MetaTrain(TaskBatch<T, TInput, TOutput>)
Performs one meta-training step using LEO's latent space adaptation approach.
public override T MetaTrain(TaskBatch<T, TInput, TOutput> taskBatch)
Parameters
taskBatchTaskBatch<T, TInput, TOutput>A batch of tasks to meta-train on, each containing support and query sets.
Returns
- T
The average meta-loss across all tasks in the batch (evaluated on query sets).
Remarks
LEO meta-training involves training three main components:
- Encoder: Maps support embeddings to latent distribution (μ, σ²)
- Decoder: Maps latent code to classifier parameters
- Feature Encoder: Maps inputs to embeddings
Training Loop per Task:
1. Extract embeddings from support set
2. Encode to get latent distribution: (μ, σ²) = encoder(embeddings)
3. Sample latent code: z ~ N(μ, σ²)
4. Decode to get initial parameters: θ = decoder(z)
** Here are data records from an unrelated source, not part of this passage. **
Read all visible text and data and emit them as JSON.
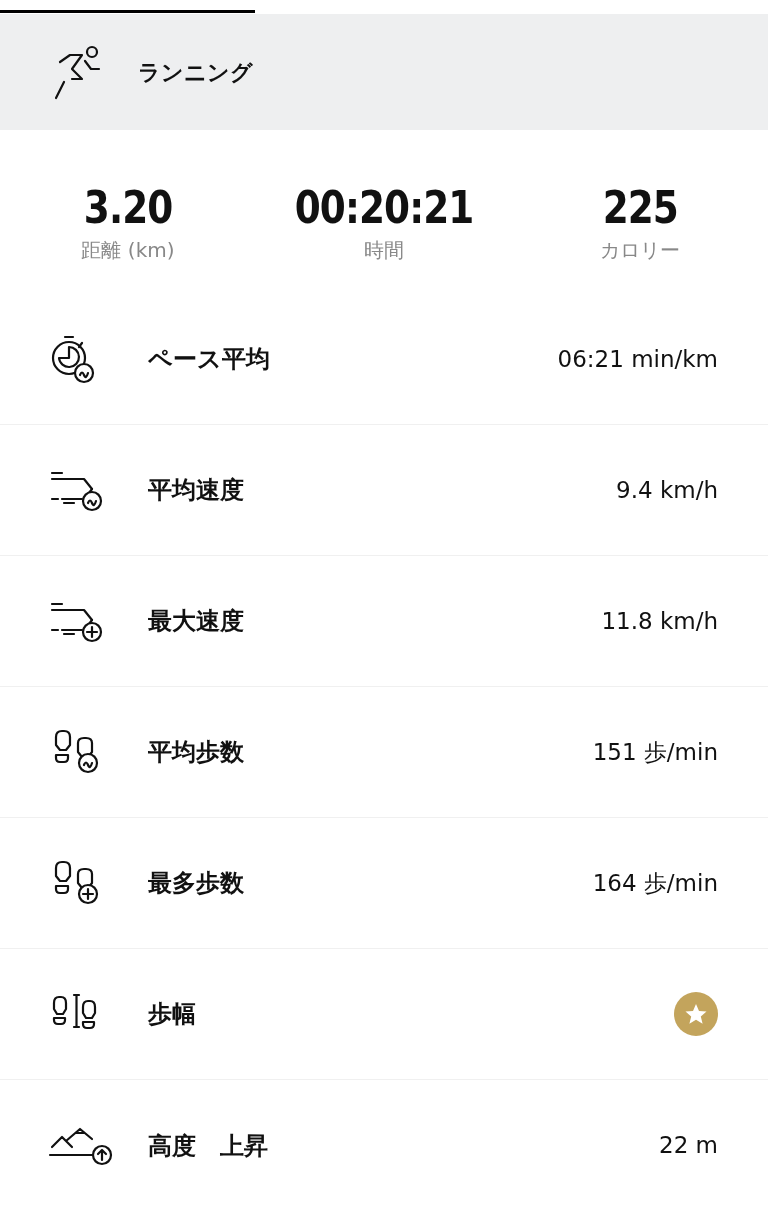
{
  "header": {
    "title": "ランニング"
  },
  "summary": [
    {
      "value": "3.20",
      "label": "距離 (km)"
    },
    {
      "value": "00:20:21",
      "label": "時間"
    },
    {
      "value": "225",
      "label": "カロリー"
    }
  ],
  "metrics": [
    {
      "label": "ペース平均",
      "kind": "text",
      "value": "06:21 min/km"
    },
    {
      "label": "平均速度",
      "kind": "text",
      "value": "9.4 km/h"
    },
    {
      "label": "最大速度",
      "kind": "text",
      "value": "11.8 km/h"
    },
    {
      "label": "平均歩数",
      "kind": "text",
      "value": "151 歩/min"
    },
    {
      "label": "最多歩数",
      "kind": "text",
      "value": "164 歩/min"
    },
    {
      "label": "歩幅",
      "kind": "badge"
    },
    {
      "label": "高度　上昇",
      "kind": "text",
      "value": "22 m"
    }
  ]
}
5. For each adaptation step:
a. Compute support loss with current parameters
b. Compute gradient with respect to z (not θ!)
c. Update z' = z - α∇_z L
d. Decode: θ' = decoder(z')
6. Compute query loss with adapted parameters
7. Add KL divergence loss: KL(N(μ, σ²) || N(0, I))
For Beginners: During training, LEO learns: - How to look at examples and generate a good "summary" (latent code) - How to convert that summary into classifier weights - How to adjust the summary when the initial guess doesn't work
Exceptions
- ArgumentException
Thrown when the task batch is null or empty.
- InvalidOperationException
Thrown when meta-gradient computation fails.